Proposed role for NOTCH in lung regeneration in COVID-19: tissue structure in the proximal and distal respiratory tract. A variety of lung epithelial cells exist along the proximal‐distal axis. In proximal regions, there are five major cell populations, which include basal cells (purple), goblet cells (light pink), ciliated cells (green), club cells (yellow), and neuroendocrine cells (red). LNEPs (lineage‐negative epithelial progenitor cells) are shown in light orange color. In alveolar regions, there are mainly two types of epithelial cells, flattened alveolar type I cells (light green) and cuboidal alveolar type II cells (indigo). Septa are shown in dark orange color. Cell loss in the proximal respiratory tract due to injury triggers the expansion of basal cells and their direct segregation into N2ICD (club progenitor, light grey) and c‐myb (ciliated progenitor, light yellow) cells.

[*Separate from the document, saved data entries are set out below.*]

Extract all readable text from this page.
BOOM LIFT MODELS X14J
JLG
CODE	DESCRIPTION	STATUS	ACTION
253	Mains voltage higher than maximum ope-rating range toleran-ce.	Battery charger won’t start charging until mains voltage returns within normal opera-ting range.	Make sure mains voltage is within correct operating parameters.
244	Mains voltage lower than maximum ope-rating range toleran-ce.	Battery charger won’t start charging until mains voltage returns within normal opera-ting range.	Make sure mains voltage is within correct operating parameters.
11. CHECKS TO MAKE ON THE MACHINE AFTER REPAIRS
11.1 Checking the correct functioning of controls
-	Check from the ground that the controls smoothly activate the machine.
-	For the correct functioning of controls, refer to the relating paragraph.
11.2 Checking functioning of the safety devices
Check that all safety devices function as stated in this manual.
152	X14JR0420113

However, continuous NOTCH activation during COVID-19 along with cytokine storm may result in goblet cell hyperplasia which could exacerbate disease pathogenesis and contribute to ARDS. LNEPs acquire basal cell identity and migrate towards the damaged area of the distal respiratory tract. NOTCH blocks the trans-differentiation of basal cells into alveolar cells and thus NOTCH inhibition is necessary for normal regeneration. However, continuous NOTCH activation may occur in COVID-19 and this could result in abnormal regeneration with basal cell excess and honeycomb‐like structures that may contribute to ARDS and disease severity.

Figure 4

Connecting NOTCH and SARS-CoV-2 in a molecular interaction network. This network is partially generated by STRING v11. All STRING-generated edges are shown in pink (light or dark), while other edges are drawn manually. Gamma secretase complex is represented by different subunits including APH1A, APH1B, PSEN1, PSEN2, PSENEN, and NCSTN. Other proteins included are NOTCH1, FURIN, ADAM17, ADAM10, TMPRSS2, and ACE2. The SARS-CoV2 spike protein is drawn manually. Interaction edges of some proteases (ADAM17, FURIN, TMPRSS2) with NOTCH and ACE2 are indicated by green lines, while binding of SARS-CoV-2 spike protein with its receptor ACE2 is indicated by a red line. The transcriptional (not protein) interaction of NOTCH and IL-6 is indicated by a dashed yellow line.